Il est indispensable d’appeler à la mesure. Le plus ironique est que ceux qui croient militer pour ce qui serait une « identité nationale », par leur action, contribue à détricoter les repères qui constituent la République, dont celui de la justice, pouvant servir de boussole contre les excès médiatiques et leur affolement. Il faut dire aussi que certains peuvent précisément chercher à la discréditer, pour justifier des condamnations passées ou à des mises en cause. Le fait divers sert non seulement une utilisation idéologique mais, plus grave encore, cette utilisation exploite l’émotion provoqué par l’acte. Cette émotion se retrouve mécaniquement dirigée vers une partie de la population, qui finit d’être stigmatisée par l’effet de l’amalgame. La barbarie a toujours existé et elle n’a pas de couleur. Toujours au prétexte de la défense de la protection de notre « identité », ces mêmes responsables politiques jouent des outils de la société moderne, pourtant les premiers qui, non maitrisés, favorisent le déclin de la nuance et de la réflexion.

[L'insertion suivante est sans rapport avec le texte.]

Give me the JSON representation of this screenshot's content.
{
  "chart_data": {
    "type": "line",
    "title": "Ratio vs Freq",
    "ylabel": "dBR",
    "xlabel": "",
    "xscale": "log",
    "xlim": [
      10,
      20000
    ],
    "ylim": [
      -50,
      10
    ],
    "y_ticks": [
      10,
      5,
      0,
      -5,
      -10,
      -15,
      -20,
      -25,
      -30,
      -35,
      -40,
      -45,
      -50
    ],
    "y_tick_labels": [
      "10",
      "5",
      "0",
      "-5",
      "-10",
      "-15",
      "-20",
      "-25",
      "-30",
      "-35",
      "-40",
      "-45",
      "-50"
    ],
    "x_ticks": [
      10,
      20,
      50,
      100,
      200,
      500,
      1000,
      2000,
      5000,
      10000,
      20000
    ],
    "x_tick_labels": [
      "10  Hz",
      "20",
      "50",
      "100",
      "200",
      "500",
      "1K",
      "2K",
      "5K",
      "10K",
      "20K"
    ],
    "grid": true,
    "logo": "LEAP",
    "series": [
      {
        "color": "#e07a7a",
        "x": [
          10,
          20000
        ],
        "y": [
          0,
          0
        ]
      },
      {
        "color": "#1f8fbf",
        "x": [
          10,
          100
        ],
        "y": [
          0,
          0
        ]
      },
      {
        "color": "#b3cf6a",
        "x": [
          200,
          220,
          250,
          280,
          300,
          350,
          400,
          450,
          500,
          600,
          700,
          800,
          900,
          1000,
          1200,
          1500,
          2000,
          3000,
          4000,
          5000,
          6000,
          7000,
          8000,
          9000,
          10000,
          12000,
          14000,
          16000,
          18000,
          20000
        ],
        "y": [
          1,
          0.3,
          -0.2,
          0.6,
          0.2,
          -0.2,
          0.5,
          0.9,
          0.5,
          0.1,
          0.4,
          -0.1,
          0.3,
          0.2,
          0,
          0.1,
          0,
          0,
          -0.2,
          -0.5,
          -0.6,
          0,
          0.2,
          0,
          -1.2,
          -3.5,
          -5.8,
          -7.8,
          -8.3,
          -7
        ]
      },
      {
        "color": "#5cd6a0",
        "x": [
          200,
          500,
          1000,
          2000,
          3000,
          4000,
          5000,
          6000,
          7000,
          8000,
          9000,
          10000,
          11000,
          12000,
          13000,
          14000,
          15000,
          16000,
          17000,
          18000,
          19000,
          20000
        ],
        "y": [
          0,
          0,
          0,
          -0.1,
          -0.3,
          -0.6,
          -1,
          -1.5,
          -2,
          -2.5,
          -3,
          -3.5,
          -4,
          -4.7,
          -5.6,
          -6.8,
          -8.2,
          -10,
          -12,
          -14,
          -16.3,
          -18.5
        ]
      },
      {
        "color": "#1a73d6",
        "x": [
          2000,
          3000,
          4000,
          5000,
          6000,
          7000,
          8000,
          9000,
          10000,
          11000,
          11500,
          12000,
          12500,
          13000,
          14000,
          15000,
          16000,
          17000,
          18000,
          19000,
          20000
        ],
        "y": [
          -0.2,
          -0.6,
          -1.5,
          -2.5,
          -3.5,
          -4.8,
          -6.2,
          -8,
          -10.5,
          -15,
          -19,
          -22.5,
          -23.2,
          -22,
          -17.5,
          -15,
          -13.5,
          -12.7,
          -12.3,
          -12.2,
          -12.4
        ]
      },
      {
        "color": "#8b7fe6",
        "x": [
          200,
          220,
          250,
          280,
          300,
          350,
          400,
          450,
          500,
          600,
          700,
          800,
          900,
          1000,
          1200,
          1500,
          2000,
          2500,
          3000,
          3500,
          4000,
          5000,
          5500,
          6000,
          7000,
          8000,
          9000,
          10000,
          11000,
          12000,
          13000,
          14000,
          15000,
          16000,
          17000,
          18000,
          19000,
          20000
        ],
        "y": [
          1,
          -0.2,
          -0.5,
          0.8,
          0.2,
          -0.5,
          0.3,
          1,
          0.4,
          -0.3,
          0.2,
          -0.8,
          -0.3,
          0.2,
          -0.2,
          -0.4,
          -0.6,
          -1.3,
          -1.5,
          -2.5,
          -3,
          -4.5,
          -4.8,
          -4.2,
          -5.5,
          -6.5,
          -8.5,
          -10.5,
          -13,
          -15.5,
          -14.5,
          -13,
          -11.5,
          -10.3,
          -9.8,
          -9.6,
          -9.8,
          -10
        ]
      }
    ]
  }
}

Justice, réflexions et vivre-ensemble
De tout temps, des faits divers ont donné lieu à des commentaires politiques. Cette utilisation publique ne doit pas toujours être condamnée car, lorsqu’elle est faite avec mesure, elle peut concourir à aider à améliorer des législations et des politiques publiques. Si certaines idées, celles qui prêchent la haine et le rejet, ne devraient pas avoir leur place dans le débat public, la divergence des opinions est aussi une garantie démocratique. Le Conseil constitutionnel a consacré le pluralisme des courants d’idées et d’opinions qui constitue le fondement de la démocratie. La justice est également perfectible et a besoin d’être questionnée, lorsque ce questionnement ne se confond pas avec le discrédit et des tentatives à peine dissimulées de peser sur la décision judiciaire.
On ne peut que s’interroger sur le chemin pris par notre société lorsqu’un policier vient témoigner anonymement de faits couverts par le secret de l’enquête et de l’instruction et que les médias s’en repaissent en dépit de toute décence. Il est indispensable d’attendre de nos responsables politiques qu’ils nous protègent précisément des réponses faciles que provoquent les émotions vives mais aussi du traitement médiatique moderne qui dessert trop souvent la réflexion. Laissons à la justice le temps de faire son office, réfléchissons aux moyens d’éviter de tels drames, sans pour autant en faire les outils d’une logique de confrontation qui ne peut que dégrader notre capacité à vivre ensemble.